Easter Greetings from the Concentration Camp
Louis Kiebooms sent this Easter greeting to his wife and four children in April 1944. In the background you can see the city silhouette of Antwerp. Kiebooms' letters from the camp were often decorated with drawings. In one of the letters he writes that these were made by a draughtsman. It is not known whether this was a friendly service or whether Kiebooms exchanged the drawing for food or even cigarettes.
Kiebooms had been arrested in Antwerp on August 8, 1940 and transferred to the Sachsenhausen concentration camp in June 1941. As editor-in-chief of the newspaper "Gazet van Antwerpen" he and the management had refused to continue publishing the newspaper under German management after the occupation of Belgium by the Wehrmacht. Kiebooms belonged to a secret circle of Catholic intellectuals ("Bond van het Heilig Hart van Jezus") in the camp.
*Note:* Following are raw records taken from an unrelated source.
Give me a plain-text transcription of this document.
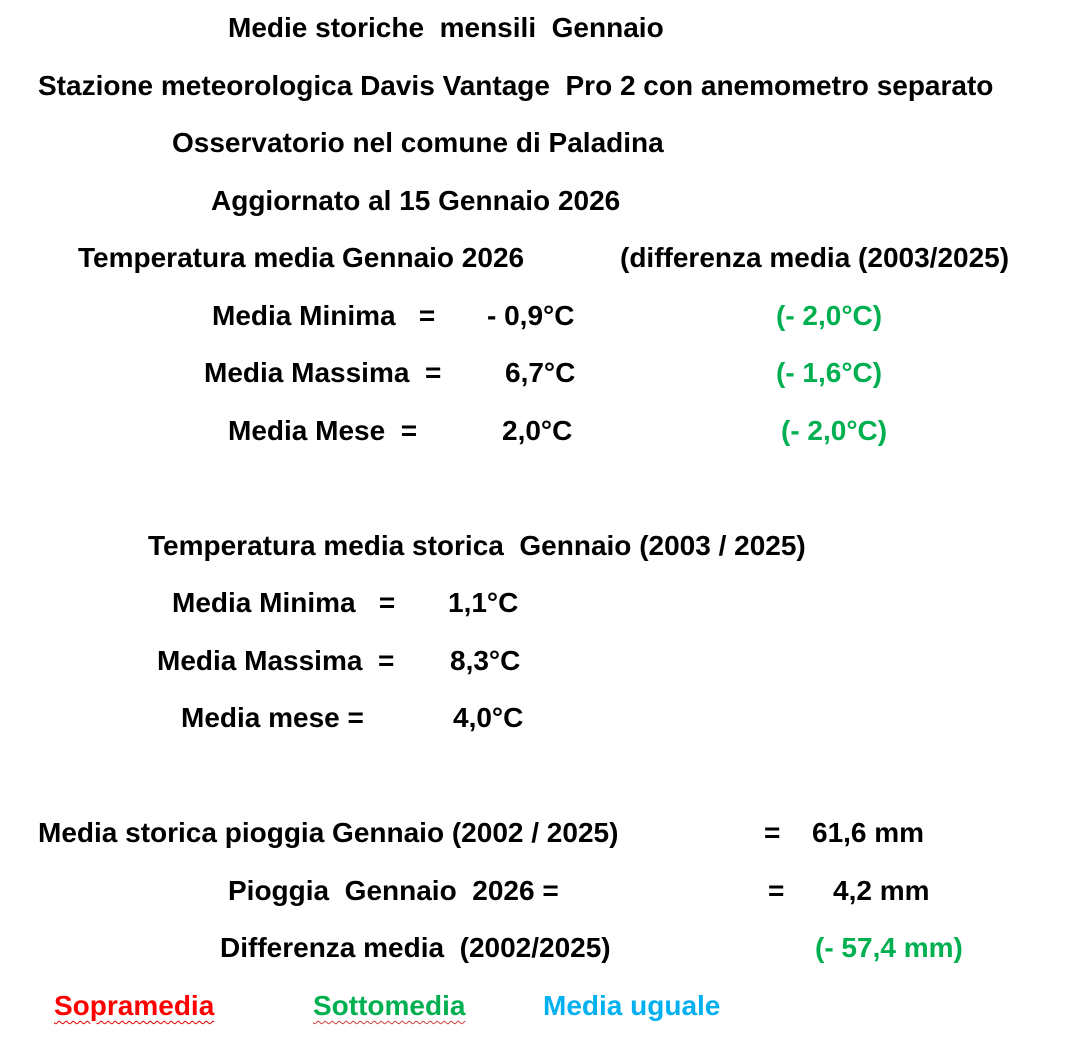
Medie storiche  mensili  Gennaio
Stazione meteorologica Davis Vantage  Pro 2 con anemometro separato
Osservatorio nel comune di Paladina
Aggiornato al 15 Gennaio 2026
Temperatura media Gennaio 2026	(differenza media (2003/2025)
Media Minima   = - 0,9°C	(- 2,0°C)
Media Massima  = 6,7°C	(- 1,6°C)
Media Mese  =	2,0°C	(- 2,0°C)
Temperatura media storica  Gennaio (2003 / 2025)
Media Minima   = 1,1°C
Media Massima  = 8,3°C
Media mese =	4,0°C
Media storica pioggia Gennaio (2002 / 2025)	= 61,6 mm
Pioggia  Gennaio  2026 =	= 4,2 mm
Differenza media  (2002/2025)	(- 57,4 mm)
Sopramedia	Sottomedia	Media uguale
Together with other Belgians, he also took care of Belgian prisoners who had fallen ill.
Kiebooms survived concentration camp imprisonment and the death march and returned to Antwerp in May 1945. There he took over the post of editor-in-chief of the "Gazet van Antwerpen". In 1946 he was elected to the Belgian Chamber of Deputies for the "Christelijke Volkspartij", later he was elected mayor of his home municipality Wilrijk near Antwerp.
In January 2016, the letter was added to the collection of the Sachsenhausen Memorial and Museum, together with other objects. Donors are Bernadette Kiebooms and Luc Kiebooms, children of Louis Kiebooms.